Duas famílias são o foco deste enredo. Os Kim, família pobre que vive de dobrar caixas de pizza e que mal possui dinheiro para comer; e os Park, família muito rica que acaba empregando, por indicação, o jovem Ki-woo (Woo-sik Choi), que se torna tutor de inglês da filha mais velha dos abastados, a insegura Da-hye (Ji-so Jung). Uma diferença de classes sociais é imediatamente exposta pelo roteiro, que primeiro ressalta um lado não muito conhecido ou mesmo escondido da Coreia do Sul — a pobreza, a periferia das enormes cidades — e depois usa dessa informação para criar um drama que, embora seja político e crítico, não pontifica sobre esse abismo social. O interesse do diretor é mostrar o meio marcando os indivíduos a ferro e fogo. E essa marca se dá aqui através do trabalho.

Ocorre que a família Kim é trapaceira, embora não sejam exatamente más pessoas. O tipo de crime cometido por eles é conduzido pelo roteiro como uma forma fácil de ganhar dinheiro e, possivelmente, de garantir ascensão social. O contraste entre os espaços físicos é visto no tamanho das casas e nas cores que desenho de produção e fotografia escolheram para cada um deles. Quando vemos os Kim em seu ambiente familiar, temos como destaque ambientes mais escuros, quando não noturnos, sempre com planos que indicam um local apertado, onde esses indivíduos são vistos como insetos, pragas, parasitas amontoados em seu habitat, que se entregam à fumigação de forma simbólica já no início do longa.

Quando passamos para a mansão dos Park, vemos um ambiente mais convidativo, entre marrom e bege no interior e com bastante iluminação, em diferentes tonalidades. Neste lugar, os indivíduos se perdem em meio aos grandes espaços, que de tão impessoal, possibilita a apreciação dos comportamentos fingidos que o roteiro irá desenvolver, quase como se assumisse a mansão como um museu de falsidades, o local onde os muito ricos “são bondosos e ingênuos demais porque têm muito” e onde os pobres veem a oportunidade de se esbaldar, de infestar o espaço de seus empregadores. Para isso há um inteligente, cômico e rápido plano de parasitação, ao longo do qual o roteiro se ergue, jamais deixando as marcas sombrias de lado, mas ainda não abraçando o thriller. Os diálogos afiados e deliciosamente orgânicos mais a atuação excepcional de todo o elenco torna essa jornada de pseudo-escalada da pirâmide social cativante desde o início, da qual a gente não consegue tirar os olhos (é fato que as 2h10 do filme passam que a gente nem vê).

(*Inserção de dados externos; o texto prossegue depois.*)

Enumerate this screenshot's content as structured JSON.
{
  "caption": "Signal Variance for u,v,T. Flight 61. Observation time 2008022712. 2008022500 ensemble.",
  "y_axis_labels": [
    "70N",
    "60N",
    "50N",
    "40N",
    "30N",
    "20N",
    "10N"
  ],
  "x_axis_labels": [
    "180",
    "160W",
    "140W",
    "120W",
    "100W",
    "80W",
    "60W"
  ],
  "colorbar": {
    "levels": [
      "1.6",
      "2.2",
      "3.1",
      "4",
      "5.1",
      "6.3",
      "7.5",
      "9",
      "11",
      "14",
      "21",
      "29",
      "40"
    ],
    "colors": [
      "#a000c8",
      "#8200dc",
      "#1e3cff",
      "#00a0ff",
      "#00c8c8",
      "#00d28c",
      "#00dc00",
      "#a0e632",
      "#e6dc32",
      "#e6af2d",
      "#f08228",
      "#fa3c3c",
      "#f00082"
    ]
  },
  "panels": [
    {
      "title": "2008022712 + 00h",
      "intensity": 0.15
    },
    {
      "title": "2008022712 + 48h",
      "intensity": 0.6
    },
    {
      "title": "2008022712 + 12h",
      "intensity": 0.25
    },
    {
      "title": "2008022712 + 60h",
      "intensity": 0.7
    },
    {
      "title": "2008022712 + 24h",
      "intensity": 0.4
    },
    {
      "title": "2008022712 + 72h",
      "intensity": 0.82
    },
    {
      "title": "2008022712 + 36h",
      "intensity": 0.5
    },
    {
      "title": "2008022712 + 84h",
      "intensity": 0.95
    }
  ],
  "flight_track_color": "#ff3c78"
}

Então há um baque. Seco. Cru. Em questão de segundos o diretor faz com que o nosso humor desça das alturas, e essa constante queda em direção ao inferno social e emocional será a tônica da reta final da obra. O texto nos prepara uma porção de surpresas que se apresentam através de diferentes personagens e motivações. De repente chocam-se núcleos de disputa de poder, sentimento de vingança (pela sensação de perda ou de se sentir discriminado) e pela marcação do domínio entre aquele que tem dinheiro, alguma arma, coragem e aqueles que, para oferecer, só tem mesmo a força de trabalho. As macro relações econômico-sociais são vistas aqui em um pequeno recorte que mescla humor ácido — que se dissipa rápido, dando lugar ao choque — e coloca na mesa outros aspectos da vida dessas pessoas: suas diferentes relações parentais, matrimoniais e de reação a uma situação extrema, tendo, nesse caso, a família como alvo de defesa e ataque.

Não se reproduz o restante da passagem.